O filme, assinado por Luísa Sequeira e Luísa Marinho, estreia-se no domingo no festival DocLisboa, e foca-se no processo de criação de "Novas Cartas Portuguesas" (1972), contado pelas suas autoras - Maria Teresa Horta, Maria Isabel Barreno e Maria Velho da Costa -, relembrando o processo judicial de que foi alvo e o impacto internacional que causou.

Luísa Sequeira explicou à agência Lusa que a ideia do documentário partiu, há dez anos, da poeta e investigadora Ana Luísa Amaral, que, na altura, preparava uma edição anotada da obra literária. O filme só agora foi terminado por questões de produção e orçamento, e é por isso uma coincidência estrear-se no ano do cinquentenário do livro.

Para contar a história de "Novas Cartas Portuguesas", e perceber ainda hoje a importância da obra, as realizadoras filmaram entrevistas às três escritoras - conduzidas por Ana Luísa Amaral -, e incluiram ainda depoimentos do jornalista Adelino Gomes e da atriz e encenadora brasileira Gilda Grillo, peça fundamental na divulgação internacional do livro.

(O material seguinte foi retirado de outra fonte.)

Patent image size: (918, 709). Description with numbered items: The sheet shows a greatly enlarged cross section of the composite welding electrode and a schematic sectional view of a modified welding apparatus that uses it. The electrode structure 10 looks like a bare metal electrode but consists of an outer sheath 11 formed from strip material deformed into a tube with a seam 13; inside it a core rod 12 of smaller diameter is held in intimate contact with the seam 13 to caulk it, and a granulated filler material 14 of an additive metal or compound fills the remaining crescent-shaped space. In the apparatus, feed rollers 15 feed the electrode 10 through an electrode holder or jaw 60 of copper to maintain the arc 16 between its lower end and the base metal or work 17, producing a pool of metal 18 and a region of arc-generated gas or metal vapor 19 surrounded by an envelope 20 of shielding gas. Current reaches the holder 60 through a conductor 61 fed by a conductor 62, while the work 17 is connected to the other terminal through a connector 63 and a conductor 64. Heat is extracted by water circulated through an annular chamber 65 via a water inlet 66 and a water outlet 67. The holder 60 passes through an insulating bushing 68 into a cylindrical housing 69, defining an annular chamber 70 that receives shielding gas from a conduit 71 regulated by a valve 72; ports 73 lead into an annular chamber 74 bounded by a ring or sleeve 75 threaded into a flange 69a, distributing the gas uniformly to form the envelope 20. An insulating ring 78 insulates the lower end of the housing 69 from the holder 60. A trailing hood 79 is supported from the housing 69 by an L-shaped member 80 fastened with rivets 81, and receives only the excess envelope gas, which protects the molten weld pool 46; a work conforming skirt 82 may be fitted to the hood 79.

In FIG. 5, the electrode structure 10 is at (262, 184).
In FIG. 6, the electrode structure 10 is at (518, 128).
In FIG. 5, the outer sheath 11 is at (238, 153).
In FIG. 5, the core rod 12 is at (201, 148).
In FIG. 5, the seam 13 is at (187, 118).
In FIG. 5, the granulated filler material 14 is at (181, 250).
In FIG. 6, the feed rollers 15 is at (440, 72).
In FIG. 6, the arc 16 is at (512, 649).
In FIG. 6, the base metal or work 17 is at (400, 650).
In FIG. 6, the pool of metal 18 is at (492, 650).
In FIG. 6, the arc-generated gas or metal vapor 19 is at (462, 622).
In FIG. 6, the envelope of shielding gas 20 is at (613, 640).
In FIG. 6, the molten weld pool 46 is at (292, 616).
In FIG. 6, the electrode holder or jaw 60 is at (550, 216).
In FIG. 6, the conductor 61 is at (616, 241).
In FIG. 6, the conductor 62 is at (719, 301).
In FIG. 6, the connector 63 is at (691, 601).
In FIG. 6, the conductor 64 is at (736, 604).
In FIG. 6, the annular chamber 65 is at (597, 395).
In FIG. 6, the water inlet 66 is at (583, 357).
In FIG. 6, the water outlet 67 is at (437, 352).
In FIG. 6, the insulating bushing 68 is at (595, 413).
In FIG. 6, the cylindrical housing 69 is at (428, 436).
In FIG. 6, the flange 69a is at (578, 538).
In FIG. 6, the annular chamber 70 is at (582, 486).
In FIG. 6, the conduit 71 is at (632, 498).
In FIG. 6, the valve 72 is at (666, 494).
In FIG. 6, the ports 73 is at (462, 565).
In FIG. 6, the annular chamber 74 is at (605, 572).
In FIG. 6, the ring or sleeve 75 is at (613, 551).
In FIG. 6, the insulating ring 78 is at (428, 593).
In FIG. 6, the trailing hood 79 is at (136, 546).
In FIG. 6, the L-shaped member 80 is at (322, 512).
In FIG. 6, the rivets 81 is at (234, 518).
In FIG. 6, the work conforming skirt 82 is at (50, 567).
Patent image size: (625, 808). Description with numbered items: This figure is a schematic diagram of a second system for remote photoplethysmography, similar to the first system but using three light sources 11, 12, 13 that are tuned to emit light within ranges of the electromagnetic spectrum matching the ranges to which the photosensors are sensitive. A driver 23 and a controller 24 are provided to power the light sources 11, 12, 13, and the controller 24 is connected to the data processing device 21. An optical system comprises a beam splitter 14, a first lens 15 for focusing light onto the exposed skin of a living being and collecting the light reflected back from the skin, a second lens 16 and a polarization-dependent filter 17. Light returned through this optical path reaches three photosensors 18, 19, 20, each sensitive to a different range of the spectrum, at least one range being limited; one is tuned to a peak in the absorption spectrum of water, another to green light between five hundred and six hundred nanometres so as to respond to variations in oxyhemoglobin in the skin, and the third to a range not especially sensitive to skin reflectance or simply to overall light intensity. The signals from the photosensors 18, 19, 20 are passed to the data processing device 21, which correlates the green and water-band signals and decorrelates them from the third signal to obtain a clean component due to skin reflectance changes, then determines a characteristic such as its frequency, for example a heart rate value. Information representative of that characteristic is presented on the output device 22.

No filme, Maria Isabel Barreno, Maria Teresa Horta e Maria Velho da Costa contam que, durante nove meses, se encontraram todas as semanas para discutir ideias e lerem em voz alta aquilo que escreviam, sem censuras e sem pensarem que dali sairia um livro feminista.

Maria Teresa Horta diz que o livro descontrói a ideia de solidão da escrita, Maria Isabel Barreno admite que não esperava que houvesse um processo judicial e Maria Velho da Costa lamenta a sensação final de rutura, causada pelo "estado de passionalidade com o trabalho".

"Novas Cartas Portuguesas" consiste em 120 textos que entrecruzam cartas, poemas, relatórios, textos narrativos, ensaios e citações, escritos coletivamente por aquelas que chegaram a ser definidas como “três aranhas astuciosas”. Apenas se sabe que o primeiro texto foi escrito por Maria Isabel Barreno, já que as autoras se recusaram sempre a revelar quem escreveu o quê.

Partindo das cartas de amor dirigidas a um oficial francês por Mariana Alcoforado, as três escritoras - que ficaram conhecidas como "as três Marias" - denunciaram a guerra colonial, as opressões a que as mulheres eram sujeitas, um sistema judicial persecutório, a emigração e a violência fascista.

No filme, recordam ainda que a obra foi banida pela ditadura salazarista e que foram levadas a julgamento - relatam a comicidade de uma das sessões -, mas a censura interna não foi suficiente para travar a divulgação internacional do livro. As autoras acabariam absolvidas já depois do 25 de Abril de 1974.

No documentário é ainda folheado um dossier, encontrado nos arquivos do Ministério dos Negócios Estrangeiros, com dezenas de recortes e cartas de embaixadores e diplomatas a darem conta da repercussão que o livro estava a ter no estrangeiro.

"É uma obra rizomática, com vários desdobramentos, mas este filme tenta invocar um episódio da nossa História recente, em que houve uma grande solidariedade, sororidade por parte de movimentos internacionais", sublinhou Luísa Sequeira.

Além de ser uma obra "muito rica, pelo formato, pelo seu conteúdo, pelas diferentes cartas, pela forma como foi realizado, pela diluição da autoria, que as autoras assim decidiram", "Novas Cartas Portuguesas" tem uma potência tal que "ainda hoje estamos a falar dele", disse a realizadora.

E falar-se de "Novas Cartas Portuguesas" não significa que, 50 anos depois da sua publicação, tenha hoje muitos leitores.

"É uma obra que é muito discutida na academia, no âmbito académico, mas acho que seria fundamental que as gerações mais novas lessem e soubessem do que se passa", considerou Luísa Sequeira, justificando que o livro "é cada vez mais atual".

"Ainda estamos numa estrutura altamente patriarcal e capitalista. Nesta altura em que os direitos das mulheres estão em causa (...) é importante olhar para a História com um outro olhar. A História não está cristalizada", disse.

"O que podem as palavras", que as realizadoras querem que tenha estreia comercial em 2023, é também um dos últimos documentos a reunir testemunhos contemporâneos de Maria Teresa Horta, Maria Isabel Barreno (1939-2016), Maria Velho da Costa (1938-2020) e Ana Luísa Amaral (1956-2022).

Das quatro escritoras, apenas sobrevive Maria Teresa Horta, com 85 anos.

"O que podem as palavras" estreia-se, numa sessão única, no domingo, na Culturgest, em Lisboa.